Но допустимо ли такое насилие? И можно ли просто-напросто врать, когда речь идет о фактах? Например, лихо разделавшись с Лениным, Стручков не оставляет без своего огульного мазка и Сталина. Из одного издания в другое повторяет: «Имя Сталина отсутствует не только в романах, но и в публицистике Шолохова». Стручкову говорят: это не так, это неправда. Но он все равно продолжает бубнить свое! А с его подачи и автор большой статьи в правительственной «Российской газете» по случаю «стручковского» издания категорически утверждает: «Имя Сталина, даже ставшего генералиссимусом, не присутствует ни в романах, ни в публицистике Шолохова. Нет его там. Совсем нет».
Разве? А статья, посвященная Сталину к 60-летию со дня его рождения в 1939 году? А в 1949-м – к 70-летию? Или вот передо мной статья «Первенец великих строек», опубликованная в номере «Правды» от 30 июля 1952 года. Статья о ВолгоДонском канале, и в ней читаю:
«Родной товарищ Сталин! Смотри же, какой народ ты воспитал. Сколько их уходило по твоему призыву в минувшую войну, идет в мирном труде сейчас и пойдет, когда позовешь на трудовой или ратный подвиг под красными стягами коммунизма!»

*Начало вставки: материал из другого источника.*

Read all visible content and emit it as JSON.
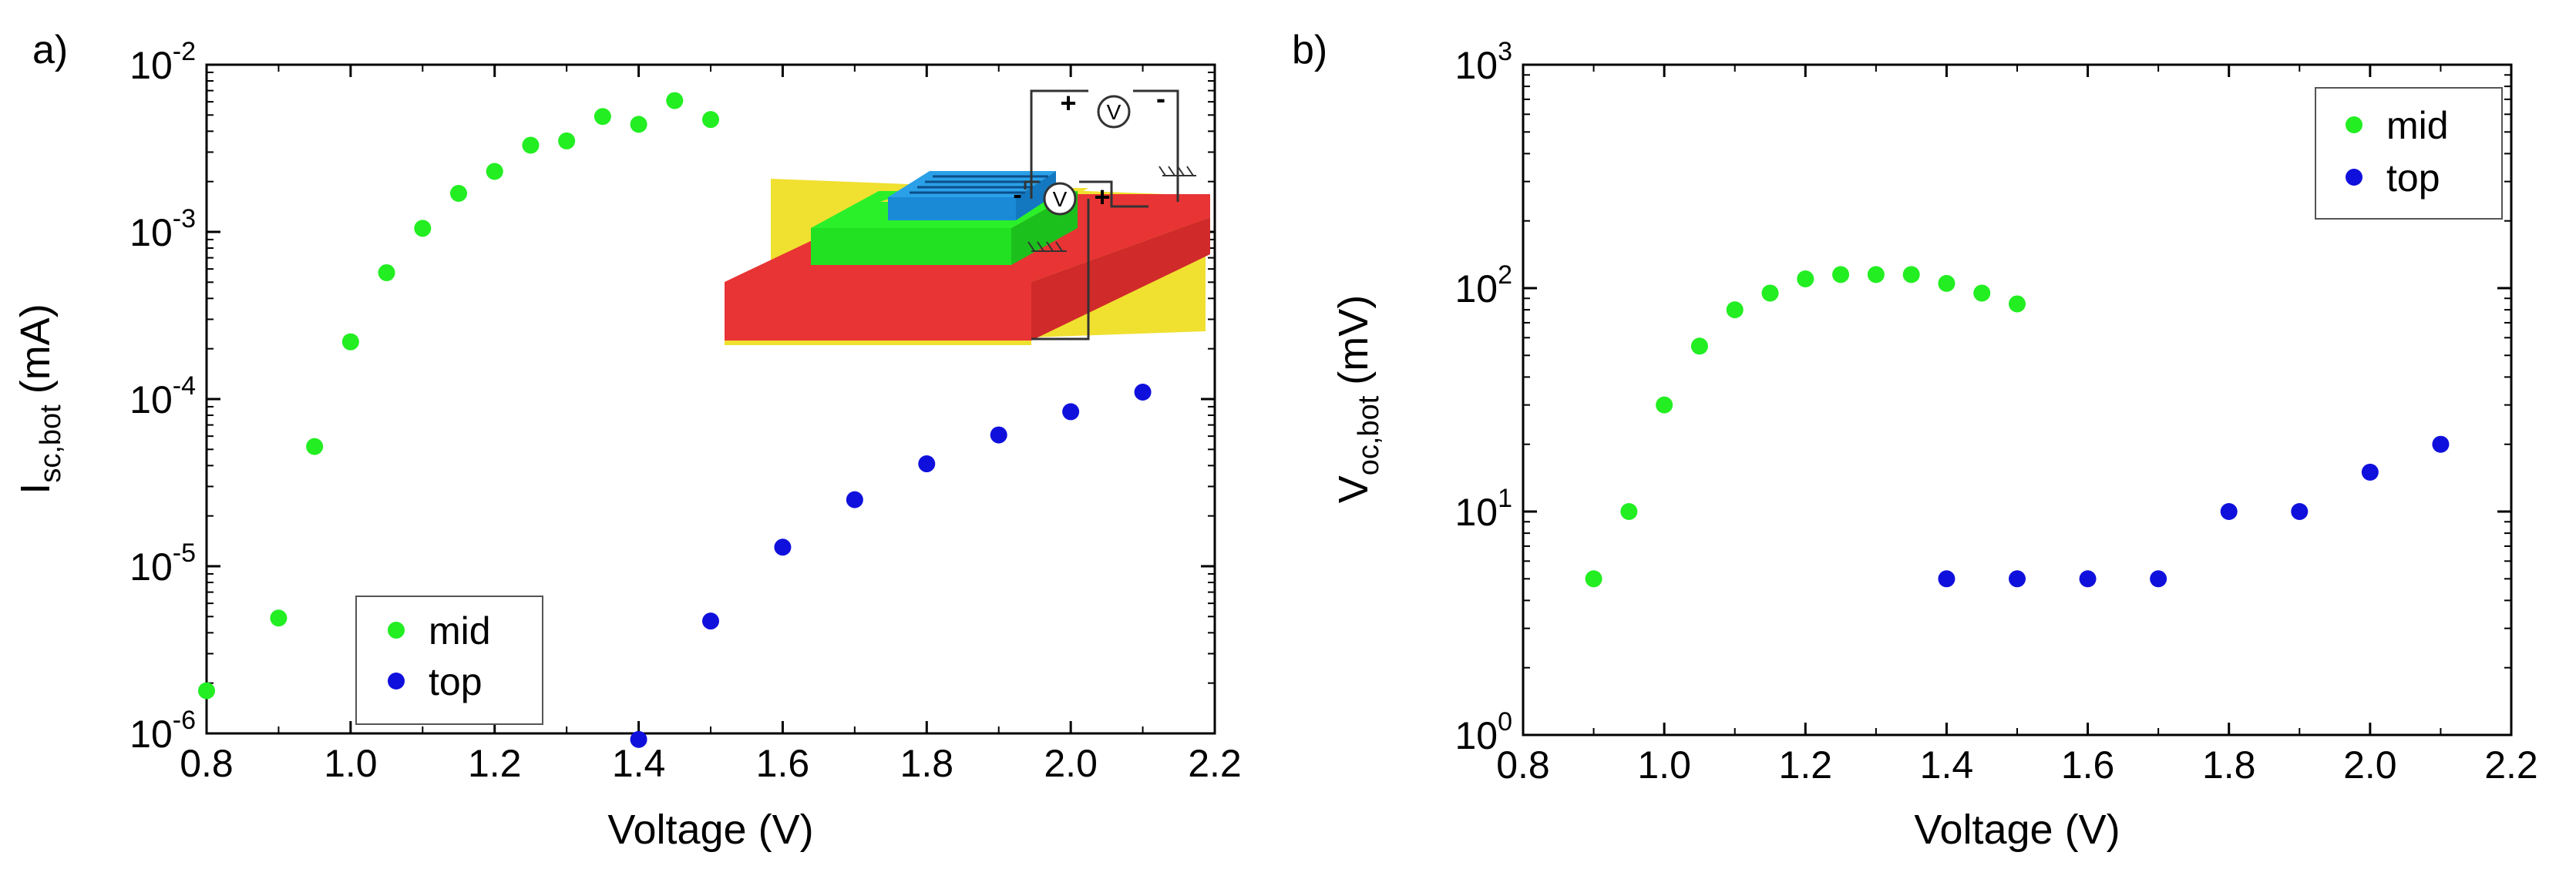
{
  "colors": {
    "mid": "#22ee22",
    "top": "#1010dd",
    "axis": "#000000",
    "background": "#ffffff"
  },
  "chart_data": [
    {
      "panel_label": "a)",
      "type": "scatter",
      "xlabel": "Voltage (V)",
      "ylabel": {
        "main": "I",
        "sub": "sc,bot",
        "unit": "(mA)"
      },
      "yscale": "log",
      "xlim": [
        0.8,
        2.2
      ],
      "ylim_exp": [
        -6,
        -2
      ],
      "xticks": [
        "0.8",
        "1.0",
        "1.2",
        "1.4",
        "1.6",
        "1.8",
        "2.0",
        "2.2"
      ],
      "yticks": [
        {
          "base": "10",
          "exp": "-6"
        },
        {
          "base": "10",
          "exp": "-5"
        },
        {
          "base": "10",
          "exp": "-4"
        },
        {
          "base": "10",
          "exp": "-3"
        },
        {
          "base": "10",
          "exp": "-2"
        }
      ],
      "legend": {
        "position": "bottom-left",
        "entries": [
          "mid",
          "top"
        ]
      },
      "inset": "stacked cell schematic with voltmeter symbols",
      "inset_labels": {
        "voltmeter": "V",
        "plus": "+",
        "minus": "-"
      },
      "series": [
        {
          "name": "mid",
          "color": "#22ee22",
          "x": [
            0.8,
            0.9,
            0.95,
            1.0,
            1.05,
            1.1,
            1.15,
            1.2,
            1.25,
            1.3,
            1.35,
            1.4,
            1.45,
            1.5
          ],
          "y": [
            1.8e-06,
            4.9e-06,
            5.2e-05,
            0.00022,
            0.00057,
            0.00105,
            0.0017,
            0.0023,
            0.0033,
            0.0035,
            0.0049,
            0.0044,
            0.0061,
            0.0047
          ]
        },
        {
          "name": "top",
          "color": "#1010dd",
          "x": [
            1.4,
            1.5,
            1.6,
            1.7,
            1.8,
            1.9,
            2.0,
            2.1
          ],
          "y": [
            9.2e-07,
            4.7e-06,
            1.3e-05,
            2.5e-05,
            4.1e-05,
            6.1e-05,
            8.4e-05,
            0.00011
          ]
        }
      ]
    },
    {
      "panel_label": "b)",
      "type": "scatter",
      "xlabel": "Voltage (V)",
      "ylabel": {
        "main": "V",
        "sub": "oc,bot",
        "unit": "(mV)"
      },
      "yscale": "log",
      "xlim": [
        0.8,
        2.2
      ],
      "ylim_exp": [
        0,
        3
      ],
      "xticks": [
        "0.8",
        "1.0",
        "1.2",
        "1.4",
        "1.6",
        "1.8",
        "2.0",
        "2.2"
      ],
      "yticks": [
        {
          "base": "10",
          "exp": "0"
        },
        {
          "base": "10",
          "exp": "1"
        },
        {
          "base": "10",
          "exp": "2"
        },
        {
          "base": "10",
          "exp": "3"
        }
      ],
      "legend": {
        "position": "top-right",
        "entries": [
          "mid",
          "top"
        ]
      },
      "series": [
        {
          "name": "mid",
          "color": "#22ee22",
          "x": [
            0.9,
            0.95,
            1.0,
            1.05,
            1.1,
            1.15,
            1.2,
            1.25,
            1.3,
            1.35,
            1.4,
            1.45,
            1.5
          ],
          "y": [
            5,
            10,
            30,
            55,
            80,
            95,
            110,
            115,
            115,
            115,
            105,
            95,
            85
          ]
        },
        {
          "name": "top",
          "color": "#1010dd",
          "x": [
            1.4,
            1.5,
            1.6,
            1.7,
            1.8,
            1.9,
            2.0,
            2.1
          ],
          "y": [
            5,
            5,
            5,
            5,
            10,
            10,
            15,
            20
          ]
        }
      ]
    }
  ]
}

Это – Шолохов. И я мог бы привести другие его строки о Сталине из публицистики. И есть имя Сталина в «Поднятой целине», в «Они сражались за Родину».
Перестаньте лгать, господин Стручков!
О социализме, «разжигании розни» и чувстве справедливости
Но вернемся в Дом Пашкова, на «установочное» торжество в честь нового издания «Тихого Дона». Руководящей и направляющей здесь стала речь «главного международного шолоховеда» Андрея Черномырдина, который и сформулировал самое основное в отношении нынешнего правящего класса к величайшему роману советской эпохи и ее автору.
Как и в предисловии за его подписью, которое открывает новое издание (а как же!), Андрей Викторович процитировал с трибуны статью некоего Николая Янчевского из 1930 года. Там сей «историк», осудив «реакционную романтику» шолоховского произведения, поставил вопрос так: «Неужели этот груз мы понесем с собой в социализм?» И сам себе ответил: «Конечно, нет! Это нам не нужно!»
Что ж, таких янчевских, претендовавших говорить от лица партии, социализма и Советской власти, к сожалению, хватало. Была среди историков вульгарно-социологическая школа Покровского. Была среди литераторов Российская ассоциация пролетарских писателей (РАПП) со своим упрощенческим подходом к художественному творчеству и его результатам. Было, наконец, о чем я уже сказал, сильное троцкистское влияние, а для троцкистов Шолохов оказывался во многом неприемлем.
Но ведь вопреки всему этому «Тихий Дон» в социализм был взят! И присуждение Шолохову за роман по его завершении самой высокой на то время в стране литературной награды – Сталинской премии 1-й степени вместе с избранием писателя действительным членом Академии наук СССР говорит об этом вполне убедительно.
Кстати, в Доме Пашкова главный редактор журнала «Наш современник» Станислав Куняев, вручив Международному Шолоховскому комитету издание «Тихого Дона» 1941 года, обратил внимание на дату, когда книга была подписана в печать: 8 ноября! На следующий день после исторической речи Сталина перед участниками легендарного парада на Красной площади. Вместе с Красной Армией «Тихий Дон» отправлялся в бой за Родину – именно тогда, когда белый атаман Краснов из фашистской Германии обращался к казакам с призывом направить свое оружие вместе с гитлеровцами против Советской России…
Однако для Черномырдина-сына важно вовсе не это. В цитате из Янчевского, специально подобранной, он ушибается о ненавистное слово – социализм. И, не скрывая удовлетворения, заявляет: «Как известно, социализм мы прошли, хотя трудно к нему шли». Обратите внимание: «мы»! Так Шолохов, приватизированный Черномырдиным, напрямую противопоставляется социализму. Будто советский писатель только и мечтал о возвращении помещиков и капиталистов. Будто несказанно был бы рад очутиться ныне в обществе, где господствуют черномырдины, чубайсы и абрамовичи.